A two-tone Mercury slides by on the other side of the elm trees that line the front yard. She hears the soft crunch of tires on gravel, watches red triangle-shaped taillights grow smaller, then flash of brake lights, then darkness. A car door opens and closes softly and in the moment of light she sees a man emerge. Without seeing she knows he’s crossed the barbwire fence into the pasture.

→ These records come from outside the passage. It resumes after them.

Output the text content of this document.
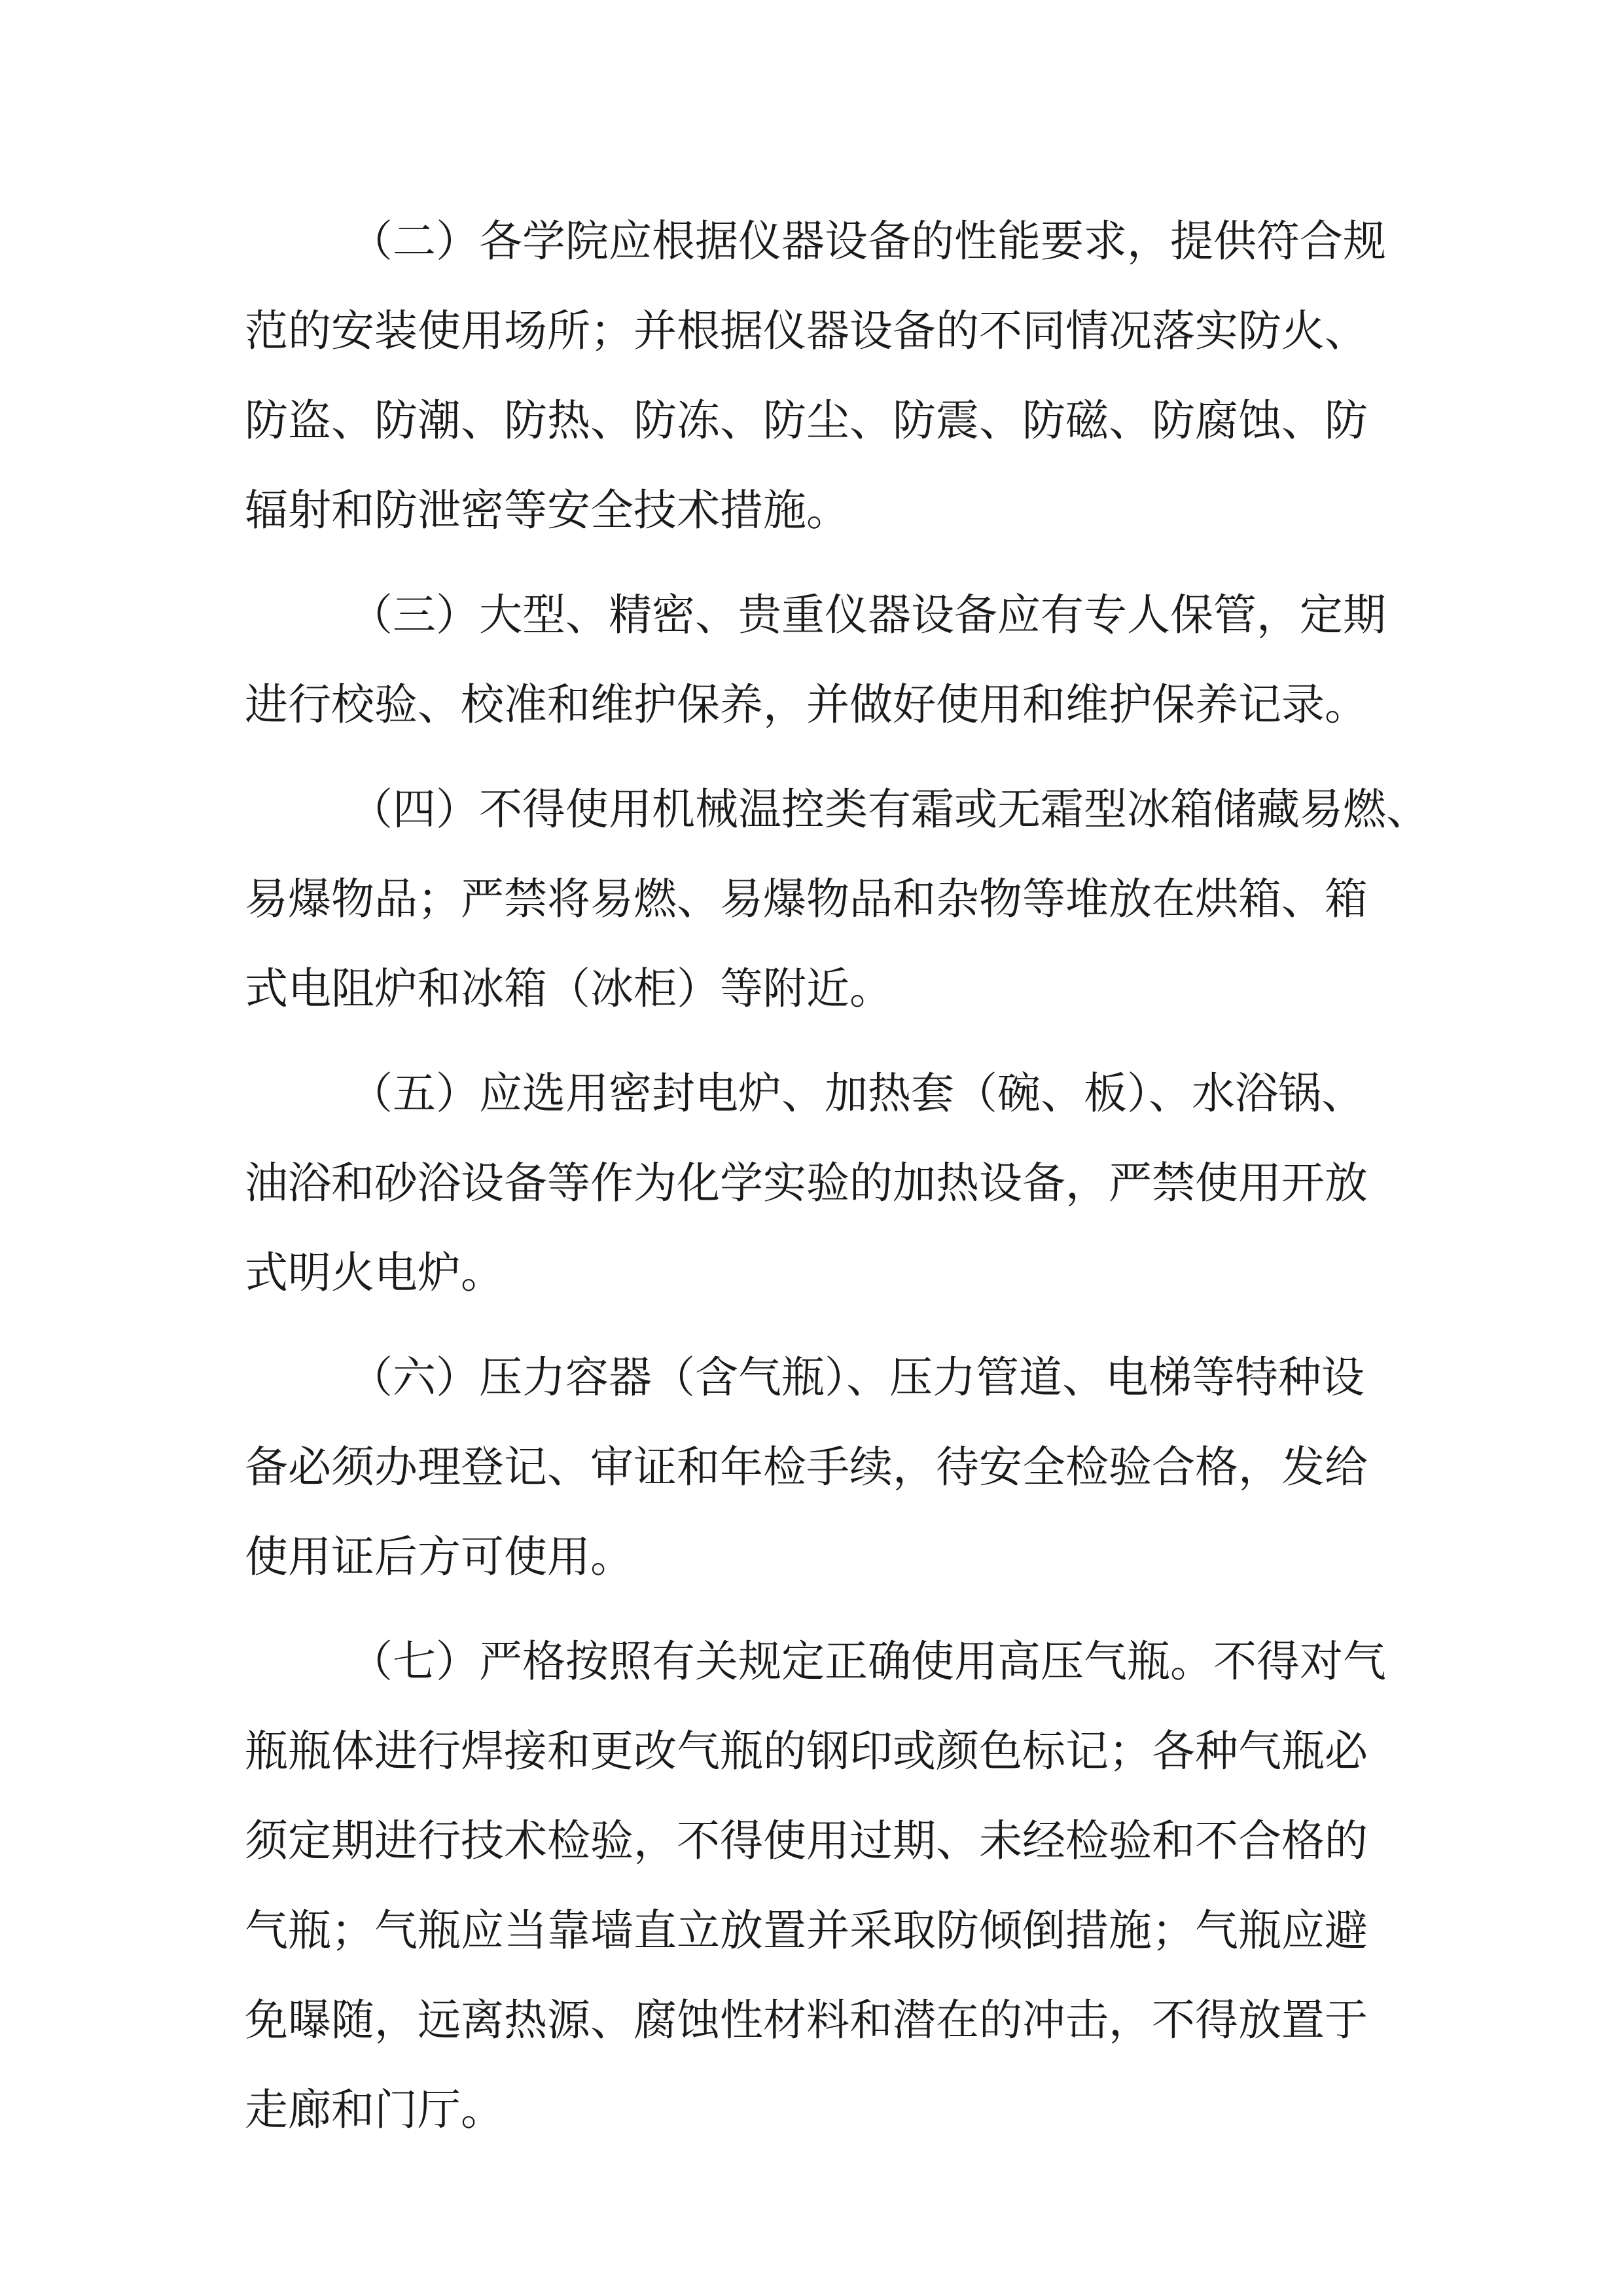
（二）各学院应根据仪器设备的性能要求，提供符合规
范的安装使用场所；并根据仪器设备的不同情况落实防火、
防盗、防潮、防热、防冻、防尘、防震、防磁、防腐蚀、防
辐射和防泄密等安全技术措施。

（三）大型、精密、贵重仪器设备应有专人保管，定期
进行校验、校准和维护保养，并做好使用和维护保养记录。

（四）不得使用机械温控类有霜或无霜型冰箱储藏易燃、
易爆物品；严禁将易燃、易爆物品和杂物等堆放在烘箱、箱
式电阻炉和冰箱（冰柜）等附近。

（五）应选用密封电炉、加热套（碗、板）、水浴锅、
油浴和砂浴设备等作为化学实验的加热设备，严禁使用开放
式明火电炉。

（六）压力容器（含气瓶）、压力管道、电梯等特种设
备必须办理登记、审证和年检手续，待安全检验合格，发给
使用证后方可使用。

（七）严格按照有关规定正确使用高压气瓶。不得对气
瓶瓶体进行焊接和更改气瓶的钢印或颜色标记；各种气瓶必
须定期进行技术检验，不得使用过期、未经检验和不合格的
气瓶；气瓶应当靠墙直立放置并采取防倾倒措施；气瓶应避
免曝随，远离热源、腐蚀性材料和潜在的冲击，不得放置于
走廊和门厅。
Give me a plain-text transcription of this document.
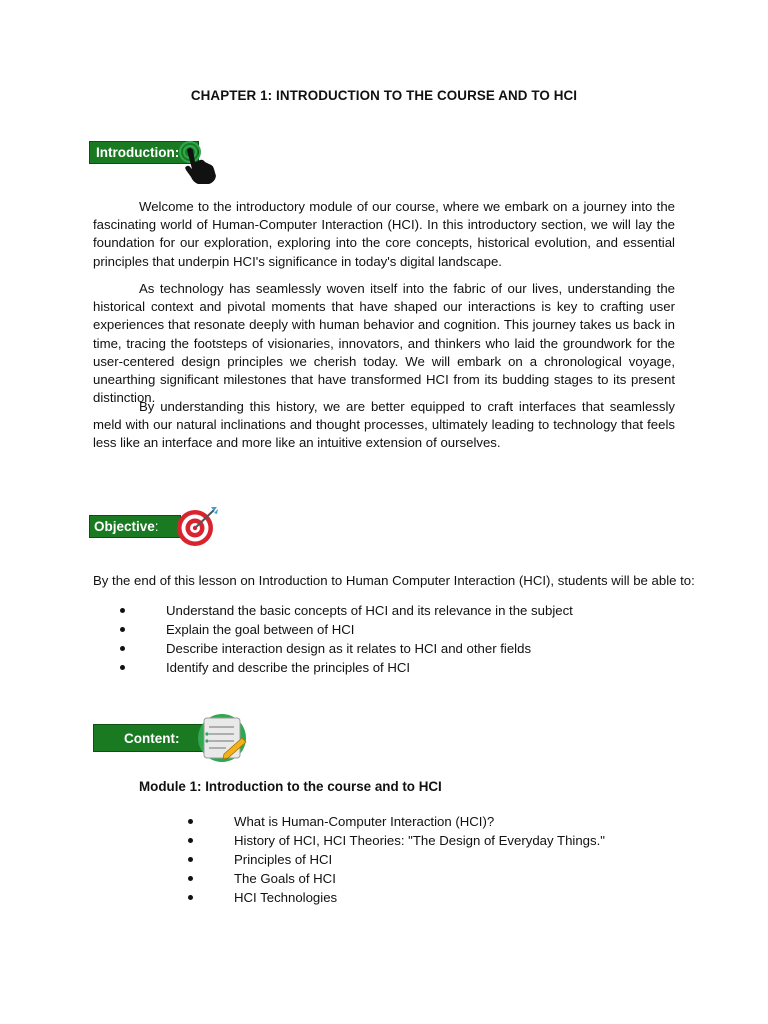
CHAPTER 1: INTRODUCTION TO THE COURSE AND TO HCI
Introduction:

Welcome to the introductory module of our course, where we embark on a journey into the fascinating world of Human-Computer Interaction (HCI). In this introductory section, we will lay the foundation for our exploration, exploring into the core concepts, historical evolution, and essential principles that underpin HCI's significance in today's digital landscape.

As technology has seamlessly woven itself into the fabric of our lives, understanding the historical context and pivotal moments that have shaped our interactions is key to crafting user experiences that resonate deeply with human behavior and cognition. This journey takes us back in time, tracing the footsteps of visionaries, innovators, and thinkers who laid the groundwork for the user-centered design principles we cherish today. We will embark on a chronological voyage, unearthing significant milestones that have transformed HCI from its budding stages to its present distinction.

By understanding this history, we are better equipped to craft interfaces that seamlessly meld with our natural inclinations and thought processes, ultimately leading to technology that feels less like an interface and more like an intuitive extension of ourselves.

Objective :

By the end of this lesson on Introduction to Human Computer Interaction (HCI), students will be able to:

Understand the basic concepts of HCI and its relevance in the subject
Explain the goal between of HCI
Describe interaction design as it relates to HCI and other fields
Identify and describe the principles of HCI
Content:

Module 1: Introduction to the course and to HCI

What is Human-Computer Interaction (HCI)?
History of HCI, HCI Theories: "The Design of Everyday Things."
Principles of HCI
The Goals of HCI
HCI Technologies
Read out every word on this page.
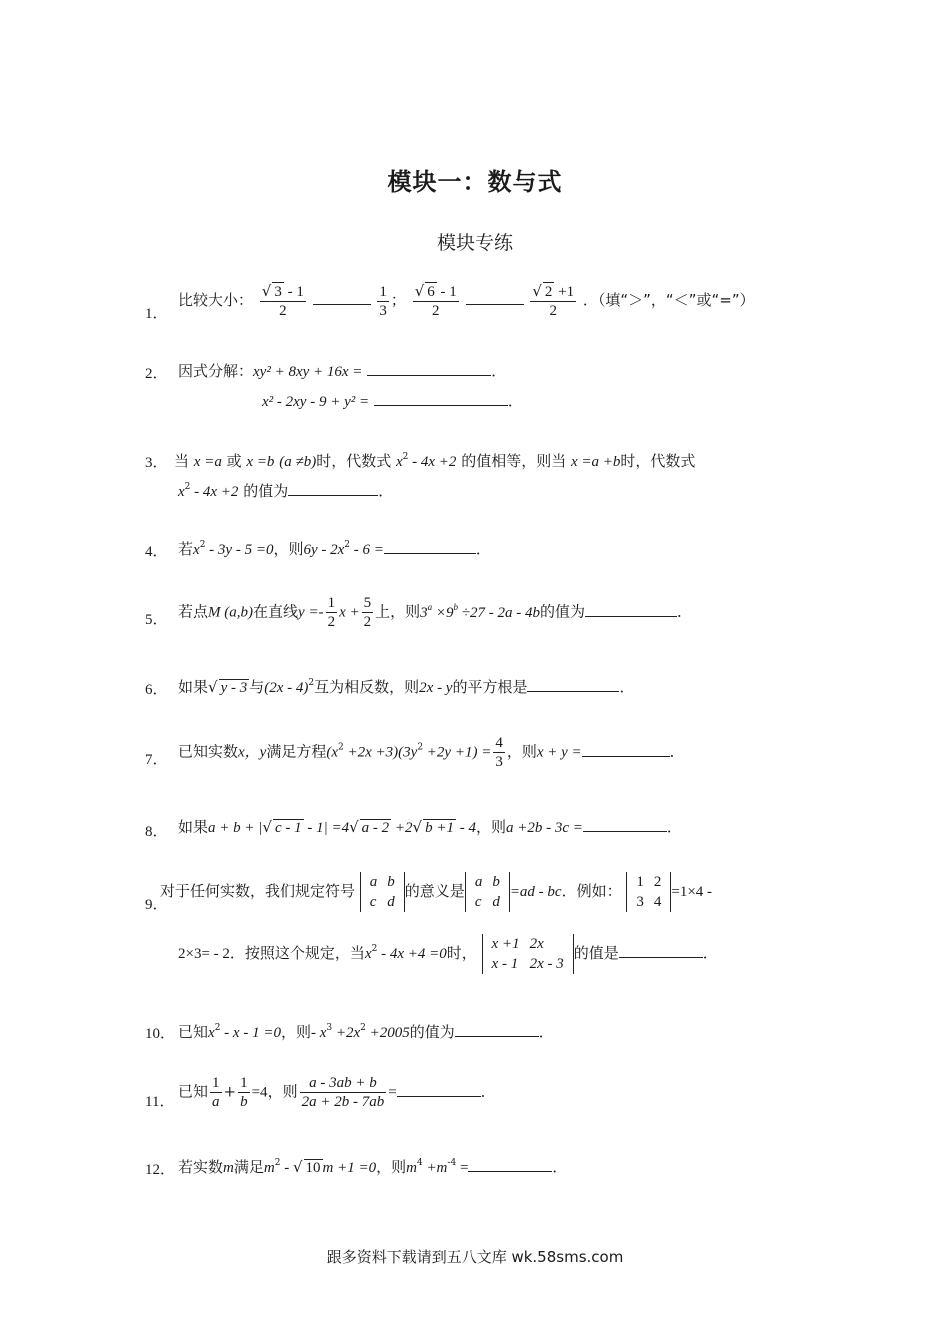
模块一：数与式
模块专练
1．
比较大小： $\frac{√ 3 - 1}{2}$
	$\frac{1}{3}$ ； $\frac{√ 6 - 1}{2}$
	$\frac{√ 2 +1}{2}$ ．（填“＞”，“＜”或“=”）
2． 因式分解：xy² + 8xy + 16x =	．
x² - 2xy - 9 + y² =	．
3． 当 x =a 或 x =b (a ≠b)时，代数式 $x^2 - 4x +2$ 的值相等，则当 x =a +b时，代数式
$x^2 - 4x +2$ 的值为	．
4． 若$x^2 - 3y - 5 =0$，则$6y - 2x^2 - 6$ =	．
5． 若点M (a,b)在直线$y =- \frac{1}{2}$ $x + \frac{5}{2}$ 上，则$3^a \times 9^b \div 27 - 2a - 4b$的值为	．
6． 如果√ y - 3 与(2x - 4)$^2$互为相反数，则2x - y的平方根是	．
7． 已知实数x，y满足方程$(x^2 +2x +3)(3y^2 +2y +1) = \frac{4}{3}$ ，则x + y =	．
8． 如果a + b + |√ c - 1 - 1| =4√ a - 2 +2√ b +1 - 4，则a +2b - 3c =	．
9．
对于任何实数，我们规定符号 a	b
c	d
的意义是 a	b
c	d
=ad - bc．例如： 1	2
3	4
=1×4 -
2×3= - 2．按照这个规定，当$x^2 - 4x +4 =0$时， x +1	2x
x - 1	2x - 3
的值是	．
10． 已知$x^2 - x - 1 =0$，则- $x^3 +2x^2 +2005$的值为	．
11．
已知 $\frac{1}{a} + \frac{1}{b} =4$，则 $\frac{a - 3ab + b}{2a + 2b - 7ab}$ =	．
12． 若实数m满足$m^2$ - √ 10 m +1 =0，则$m^4 +m^{-4}$ =	．
跟多资料下载请到五八文库 wk.58sms.com
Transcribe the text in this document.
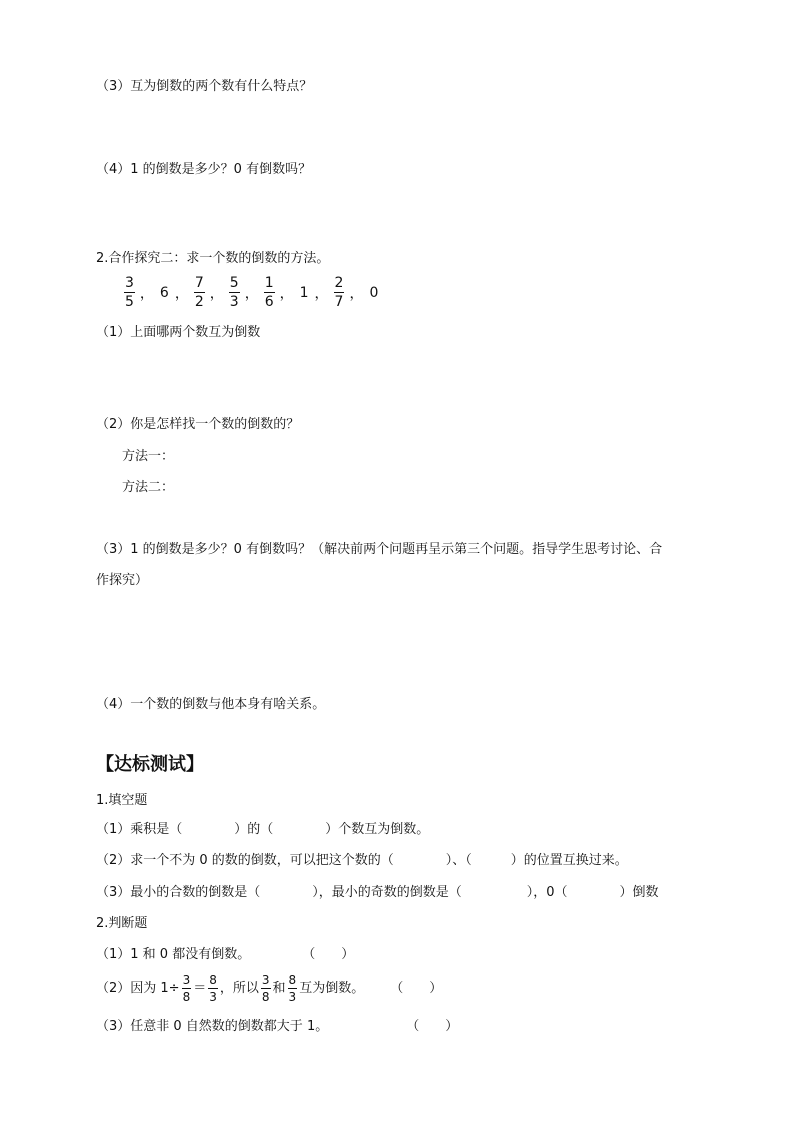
（3）互为倒数的两个数有什么特点？
（4）1 的倒数是多少？0 有倒数吗？
2.合作探究二：求一个数的倒数的方法。
$\frac{3}{5}$ ， 6 ， $\frac{7}{2}$ ， $\frac{5}{3}$ ， $\frac{1}{6}$ ， 1 ， $\frac{2}{7}$ ， 0
（1）上面哪两个数互为倒数
（2）你是怎样找一个数的倒数的？
方法一：
方法二：
（3）1 的倒数是多少？0 有倒数吗？（解决前两个问题再呈示第三个问题。指导学生思考讨论、合
作探究）
（4）一个数的倒数与他本身有啥关系。
【达标测试】
1.填空题
（1）乘积是（　　　　）的（　　　　）个数互为倒数。
（2）求一个不为 0 的数的倒数，可以把这个数的（　　　　）、（　　　）的位置互换过来。
（3）最小的合数的倒数是（　　　　），最小的奇数的倒数是（　　　　　），0（　　　　）倒数
2.判断题
（1）1 和 0 都没有倒数。　　　　　（　　）
（2）因为 $1\div \frac{3}{8} = \frac{8}{3}$ ，所以 $\frac{3}{8}$ 和 $\frac{8}{3}$ 互为倒数。　　　（　　）
（3）任意非 0 自然数的倒数都大于 1。　　　　　　　（　　）
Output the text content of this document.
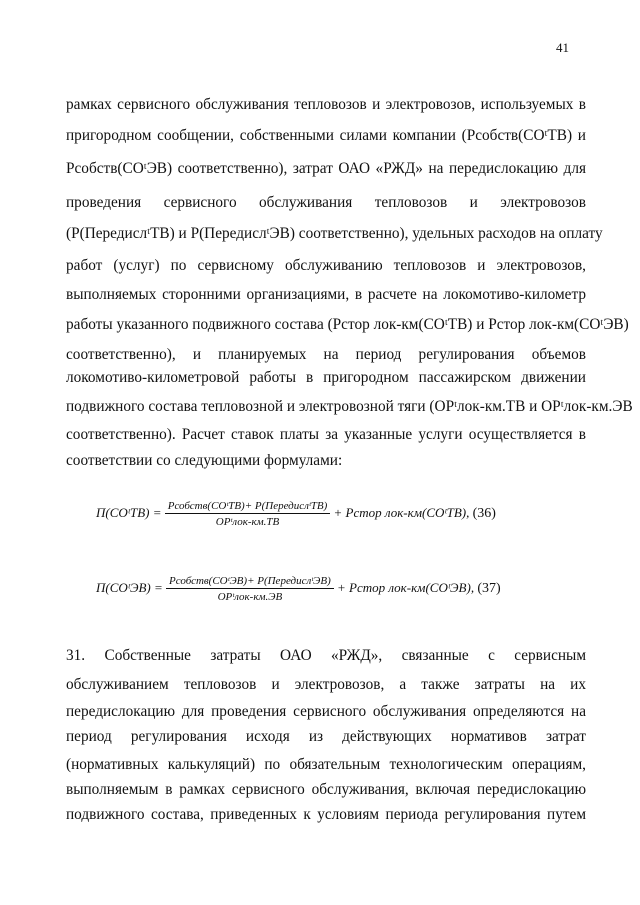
41
рамках сервисного обслуживания тепловозов и электровозов, используемых в
пригородном сообщении, собственными силами компании (Pсобств(COᵗТВ) и
Pсобств(COᵗЭВ) соответственно), затрат ОАО «РЖД» на передислокацию для
проведения сервисного обслуживания тепловозов и электровозов
(P(ПередислᵗТВ) и P(ПередислᵗЭВ) соответственно), удельных расходов на оплату
работ (услуг) по сервисному обслуживанию тепловозов и электровозов,
выполняемых сторонними организациями, в расчете на локомотиво-километр
работы указанного подвижного состава (Pстор лок-км(COᵗТВ) и Pстор лок-км(COᵗЭВ)
соответственно), и планируемых на период регулирования объемов
локомотиво-километровой работы в пригородном пассажирском движении
подвижного состава тепловозной и электровозной тяги (OPᵗлок-км.ТВ и OPᵗлок-км.ЭВ
соответственно). Расчет ставок платы за указанные услуги осуществляется в
соответствии со следующими формулами:
П(COᵗТВ) = $\frac{\text{Pсобств(COᵗТВ)+ P(ПередислᵗТВ)}}{\text{OPᵗлок-км.ТВ}}$ + Pстор лок-км(COᵗТВ), (36)
П(COᵗЭВ) = $\frac{\text{Pсобств(COᵗЭВ)+ P(ПередислᵗЭВ)}}{\text{OPᵗлок-км.ЭВ}}$ + Pстор лок-км(COᵗЭВ), (37)
31. Собственные затраты ОАО «РЖД», связанные с сервисным
обслуживанием тепловозов и электровозов, а также затраты на их
передислокацию для проведения сервисного обслуживания определяются на
период регулирования исходя из действующих нормативов затрат
(нормативных калькуляций) по обязательным технологическим операциям,
выполняемым в рамках сервисного обслуживания, включая передислокацию
подвижного состава, приведенных к условиям периода регулирования путем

She looks through the front door into the dining room where her parents sit under a veil of cigarette smoke and laughter, playing canasta with Dave and Jimmie, then walks toward the darkness.
This dream, this recurring dream, always starts with the two of them, he and his new wife, in a car, driving away from a church, straight to a small white-shingled house in a neighborhood of similar houses where Marcie and Bobbie are waiting, dressed in clean clothes, dancing on the lawn with a golden retriever puppy while a yellow tabby watches from the porch.
The dream always ends the same way. Robert awakes just as a large crack is opening, slashing across the yard, gulping down the boy, the girl, the dog, the house, while he and his new wife watch, unable to make a sound, not even a simple “No.”
Blue light edges into the room and six-year-old Bobbie reaches under the bed for the shoebox with holes punched in the lid. Careful not to wake his sister, he slips out of the room and heads outdoors where lizards and toads and other creatures wait their fate.
Marcie forms the ground beef into perfect round patties, places them in the skillet to wait for her father to light the burner. She pulls ketchup and mustard and lettuce from the fridge, sets three places with paper plates and plastic cups, pours Coke into one, dreams of living next door to a Burger King.